Le jeune homme ne craint pas non plus de travailler dehors. Un des critères essentiels pour faire le job, confirme son père: «Le plus dur, ce n'est pas la pluie ou le froid, mais la chaleur. Quand on est sur une halle industrielle et que ça tape fort, on est comme dans un grille-pain entre le soleil et la toiture métallique!» Au rang des prérequis, le patron cite encore une bonne condition physique – «installer du matériel sur des toits à 45 degrés, accroupi, ce n'est pas pour tout le monde» – ou ne pas avoir le vertige.
Parmi les atouts indéniables du job, celui de rejoindre un secteur en plein boom. Jacques Hess estime que son chiffre d'affaires a doublé en 2021, puis doublé encore l'année suivante. «En 2022, il y a eu une déferlante de demandes liée aux hausses du prix du courant et à la crainte de pénurie. Aujourd'hui, c'est un marché gigantesque.»
Mille nouveaux installateurs par an
Et ce ne sont pas les législations à venir qui vont ralentir la machine. Selon le nouveau paquet de mesures en voie d'être validé à Berne, les énergies renouvelables devront fournir 45 TWh d'ici à 2050, dont 30 TWh issus du solaire – soit dix fois plus qu'en 2022. En Suisse, tout nouveau bâtiment de plus de 300 m2 doit automatiquement être équipé en photovoltaïque. Vaud ira plus loin: «L’avant-projet de révision de la loi cantonale sur l’énergie prévoit la couverture de tout bâtiment de panneaux solaires sauf en cas d’impossibilité technique, d’incapacité/disproportion financière, ou en cas d'arbitrage entre des intérêts publics divergents», communique la Direction générale de l'environnement (DGE).
Swissolar estime ainsi que le pays aura besoin de 1000 nouveaux installateurs par année. «Nous continuerons de dépendre des personnes qui se reconvertissent pour faire face à la charge, estime David Stickelberger, responsable du marché et de la politique à la faîtière. Mais notre objectif est de former 200 apprentis par an.»
Dans le canton, la DGE estime que seulement 10% des toitures qui pourraient être équipées le sont. Autant dire qu'il reste de la surface à couvrir.

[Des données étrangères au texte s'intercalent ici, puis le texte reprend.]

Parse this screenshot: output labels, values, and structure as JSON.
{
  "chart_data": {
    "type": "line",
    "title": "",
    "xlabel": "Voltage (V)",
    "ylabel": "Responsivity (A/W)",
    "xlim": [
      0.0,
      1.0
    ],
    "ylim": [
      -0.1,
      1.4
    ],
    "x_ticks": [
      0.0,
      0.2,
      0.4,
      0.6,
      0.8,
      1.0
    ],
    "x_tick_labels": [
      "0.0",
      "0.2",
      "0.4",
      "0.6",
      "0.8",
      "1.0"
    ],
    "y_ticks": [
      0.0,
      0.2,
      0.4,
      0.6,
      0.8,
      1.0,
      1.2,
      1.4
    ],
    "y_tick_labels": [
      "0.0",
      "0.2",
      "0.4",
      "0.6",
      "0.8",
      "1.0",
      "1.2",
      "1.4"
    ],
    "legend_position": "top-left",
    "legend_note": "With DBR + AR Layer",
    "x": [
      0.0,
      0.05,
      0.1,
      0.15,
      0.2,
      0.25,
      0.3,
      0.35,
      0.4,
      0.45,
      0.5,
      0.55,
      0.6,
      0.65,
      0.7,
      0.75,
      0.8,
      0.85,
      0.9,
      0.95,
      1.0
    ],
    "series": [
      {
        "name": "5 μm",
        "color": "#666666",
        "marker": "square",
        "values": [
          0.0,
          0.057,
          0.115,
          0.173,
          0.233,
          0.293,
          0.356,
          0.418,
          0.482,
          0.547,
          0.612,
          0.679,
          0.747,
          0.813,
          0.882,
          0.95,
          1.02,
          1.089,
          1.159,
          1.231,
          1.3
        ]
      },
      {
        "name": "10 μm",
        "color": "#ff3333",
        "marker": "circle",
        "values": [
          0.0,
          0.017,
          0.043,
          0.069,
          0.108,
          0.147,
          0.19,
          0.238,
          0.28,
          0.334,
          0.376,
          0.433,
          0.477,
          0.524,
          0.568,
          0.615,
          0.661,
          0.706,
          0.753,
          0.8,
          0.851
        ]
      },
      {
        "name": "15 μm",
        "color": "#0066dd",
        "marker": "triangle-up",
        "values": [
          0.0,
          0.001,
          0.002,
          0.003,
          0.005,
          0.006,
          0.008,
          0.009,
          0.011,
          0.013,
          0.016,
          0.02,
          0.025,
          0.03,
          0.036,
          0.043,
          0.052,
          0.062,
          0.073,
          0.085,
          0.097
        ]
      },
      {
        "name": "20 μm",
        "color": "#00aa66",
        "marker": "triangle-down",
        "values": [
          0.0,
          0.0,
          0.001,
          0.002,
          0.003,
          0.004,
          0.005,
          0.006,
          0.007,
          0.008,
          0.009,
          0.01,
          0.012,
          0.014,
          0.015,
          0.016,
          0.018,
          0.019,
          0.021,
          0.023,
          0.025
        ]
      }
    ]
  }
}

Jacques Hess insiste: poser des panneaux solaires est un geste technique, bien sûr, mais il comporte aussi une dimension affective. «Je dis toujours à mes nouveaux employés: une villa, c'est souvent le projet d'une vie, le rêve d'une personne ou d'une famille. Ces toitures, il faut en prendre soin. Si on fissure une tuile, par exemple, il faut toujours le signaler. Ces valeurs, c'est quelque chose que je me réjouis de transmettre à mes apprentis.»
L'apprentissage d'installateur solaire débutera à la rentrée 2024-2025. Des essais sont déjà possibles dans certaines entreprises formatrices, listées sur www.solarlehre.ch.